A partir de 1996 começaram a surgir alguns grupos. Foi quando voltei a atuar com teatro – até então, trabalhava em uma organização não-governamental. Conheci algumas pessoas interessadas em teatro – entre elas o Norberto Deschamps – e criamos um grupo chamado Os Navegantes da Utopia, que fazia teatro de rua. Fizemos uma peça chamada Os Comilões, e, depois, montamos esquetes de Karl Valentin, artista alemão e um dos precursores do teatrólogo Bertolt Brecht. Pouco depois surgiu o grupo Dionisos Teatro, que é atuante até hoje, e no qual fiquei por 10 anos.

Como foi a fundação da Associação Joinvilense de Teatro (Ajote)?

Luiz Henrique da Silveira instituiu em 2001, como fruto de sua própria cabeça e sem consultar ninguém, o ano do teatro em Joinville. Isso acabou gerando uma mobilização. Constituiu-se um fórum dos grupos e artistas para debater cultura. Pouco depois, do fórum surgiu a Ajote. O movimento se fortaleceu e conseguimos fazer a primeira mostra de teatro da cidade, com 28 apresentações.

Foi com a pressão da Ajote que surgiram as primeiras ferramentas públicas municipais de incentivo ao teatro?

Sim. Foi estabelecido o Sistema Municipal de Desenvolvimento pela Cultura (Simdec), uma lei que prevê verba direta e financiamento via mecenato. A partir daí foi criado o conselho de cultura, foram realizadas diversas reuniões e encontros e criou-se o Plano Municipal de Cultura, que estabelece diversas metas, inclusive relativas a financiamento. O plano, diga-se de passagem, é totalmente ignorado pelo atual prefeito.

A situação dos grupos hoje é mais confortável?

A verba não é grande, mas a maioria dos grupos conta com algum recurso. Vale destacar, entretanto, que nesse momento a cultura no País todo está sofrendo um momento de baixa muito grande, sem apoio nenhum. Aqui estamos com ameaça do fechamento da Fundação Cultural. Existe um movimento organizado para que o teatro não tenha apoio no Brasil inteiro.

Em relação à formação para as artes, qual é o panorama de Joinville hoje?
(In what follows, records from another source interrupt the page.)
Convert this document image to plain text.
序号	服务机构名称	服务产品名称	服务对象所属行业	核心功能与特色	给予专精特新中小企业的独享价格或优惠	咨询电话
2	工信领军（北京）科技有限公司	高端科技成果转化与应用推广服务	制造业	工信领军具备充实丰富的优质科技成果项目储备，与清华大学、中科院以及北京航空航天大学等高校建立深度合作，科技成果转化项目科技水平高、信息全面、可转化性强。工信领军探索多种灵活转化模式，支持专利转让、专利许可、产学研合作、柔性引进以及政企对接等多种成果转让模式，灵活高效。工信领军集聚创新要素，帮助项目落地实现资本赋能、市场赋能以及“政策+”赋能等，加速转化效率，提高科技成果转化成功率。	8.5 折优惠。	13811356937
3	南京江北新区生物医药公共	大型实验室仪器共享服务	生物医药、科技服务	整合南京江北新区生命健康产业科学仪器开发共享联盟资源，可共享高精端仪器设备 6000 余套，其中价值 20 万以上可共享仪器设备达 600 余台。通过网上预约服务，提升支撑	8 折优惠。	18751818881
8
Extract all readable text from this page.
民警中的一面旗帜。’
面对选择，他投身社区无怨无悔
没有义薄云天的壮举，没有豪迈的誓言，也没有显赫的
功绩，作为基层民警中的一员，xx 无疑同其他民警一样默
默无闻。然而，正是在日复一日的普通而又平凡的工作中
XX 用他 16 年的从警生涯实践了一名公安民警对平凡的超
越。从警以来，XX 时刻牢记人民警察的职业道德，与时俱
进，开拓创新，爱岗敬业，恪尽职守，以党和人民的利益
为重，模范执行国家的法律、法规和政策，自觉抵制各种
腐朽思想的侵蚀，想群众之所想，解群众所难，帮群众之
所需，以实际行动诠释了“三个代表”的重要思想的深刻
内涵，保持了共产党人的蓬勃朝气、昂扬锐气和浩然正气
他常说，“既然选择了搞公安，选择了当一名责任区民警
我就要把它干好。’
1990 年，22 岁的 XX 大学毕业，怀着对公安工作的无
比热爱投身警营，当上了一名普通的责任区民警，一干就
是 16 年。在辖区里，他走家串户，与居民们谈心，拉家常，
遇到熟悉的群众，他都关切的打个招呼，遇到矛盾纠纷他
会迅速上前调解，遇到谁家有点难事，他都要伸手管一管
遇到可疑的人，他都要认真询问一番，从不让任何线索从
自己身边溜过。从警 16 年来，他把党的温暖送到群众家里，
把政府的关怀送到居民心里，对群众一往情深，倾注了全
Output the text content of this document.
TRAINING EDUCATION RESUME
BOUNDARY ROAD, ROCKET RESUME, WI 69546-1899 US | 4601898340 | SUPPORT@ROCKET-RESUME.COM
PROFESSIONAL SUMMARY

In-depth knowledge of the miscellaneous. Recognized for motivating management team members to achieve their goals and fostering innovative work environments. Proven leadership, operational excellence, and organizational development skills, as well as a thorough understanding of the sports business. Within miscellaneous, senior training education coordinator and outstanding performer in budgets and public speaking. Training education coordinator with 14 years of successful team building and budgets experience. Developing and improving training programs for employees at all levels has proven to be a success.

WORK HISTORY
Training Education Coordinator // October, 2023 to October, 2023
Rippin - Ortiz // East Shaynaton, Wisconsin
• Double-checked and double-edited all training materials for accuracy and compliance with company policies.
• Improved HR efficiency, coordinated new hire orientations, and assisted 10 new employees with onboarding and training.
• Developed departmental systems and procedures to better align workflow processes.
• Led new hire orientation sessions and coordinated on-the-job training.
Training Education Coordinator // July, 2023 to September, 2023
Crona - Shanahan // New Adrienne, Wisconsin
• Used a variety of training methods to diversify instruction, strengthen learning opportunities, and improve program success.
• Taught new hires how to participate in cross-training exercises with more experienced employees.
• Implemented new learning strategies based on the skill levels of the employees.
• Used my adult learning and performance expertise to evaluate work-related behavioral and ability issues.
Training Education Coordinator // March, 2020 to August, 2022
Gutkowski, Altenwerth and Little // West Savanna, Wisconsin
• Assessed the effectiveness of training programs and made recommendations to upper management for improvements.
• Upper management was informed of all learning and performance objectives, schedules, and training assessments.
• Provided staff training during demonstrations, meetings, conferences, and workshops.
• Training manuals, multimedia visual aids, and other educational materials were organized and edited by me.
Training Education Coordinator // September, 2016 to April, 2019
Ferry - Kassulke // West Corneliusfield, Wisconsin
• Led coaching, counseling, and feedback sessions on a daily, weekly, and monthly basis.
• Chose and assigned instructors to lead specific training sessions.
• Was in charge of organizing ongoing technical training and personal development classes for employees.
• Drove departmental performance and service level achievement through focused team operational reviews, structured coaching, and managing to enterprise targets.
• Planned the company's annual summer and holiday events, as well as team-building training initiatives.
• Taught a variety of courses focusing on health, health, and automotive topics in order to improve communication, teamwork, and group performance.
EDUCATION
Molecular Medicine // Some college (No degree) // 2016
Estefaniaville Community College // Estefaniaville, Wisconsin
Muitos grupos oferecem cursos livres, como a Dionisos e nós mesmos, na Casa Iririu. Além disso, há o curso livre da Casa da Cultura e as oficinas e cursos oferecidos pela Ajote. Se houvesse um curso de graduação em Artes Cênicas em Joinville, haveria gente interessada. Mas o problema das escolas é que elas oferecem cursos, mas não garantem que os formandos entrem no mercado de trabalho. Em Joinville, existe uma ideologia de que se deve formar as pessoas para trabalharem em fábrica. Isso muitas vezes limita as perspectivas.

Quais são suas inspirações para sua atuação teatral hoje?

Entendo que a sociedade está muito pobre no que diz respeito ao debate, reflexão e discussão. Por isso queremos que a Casa Iririu seja um espaço para isso. Descobrimos o teatro dos vizinhos, experiência argentina de caráter comunitário, que nos interessa muito. Além disso, outro referencial forte é o francês Le Théâtre du Soleil, sobre o qual aprendemos muito com a Beatriz Tragtenberg. Interessa-nos muito a questão ética, a não hierarquização do trabalho, a autogestão. Além, é claro, do Teatro de Arena e do dramaturgo e poeta Bertolt Brecht, que defino como um companheiro de viagem.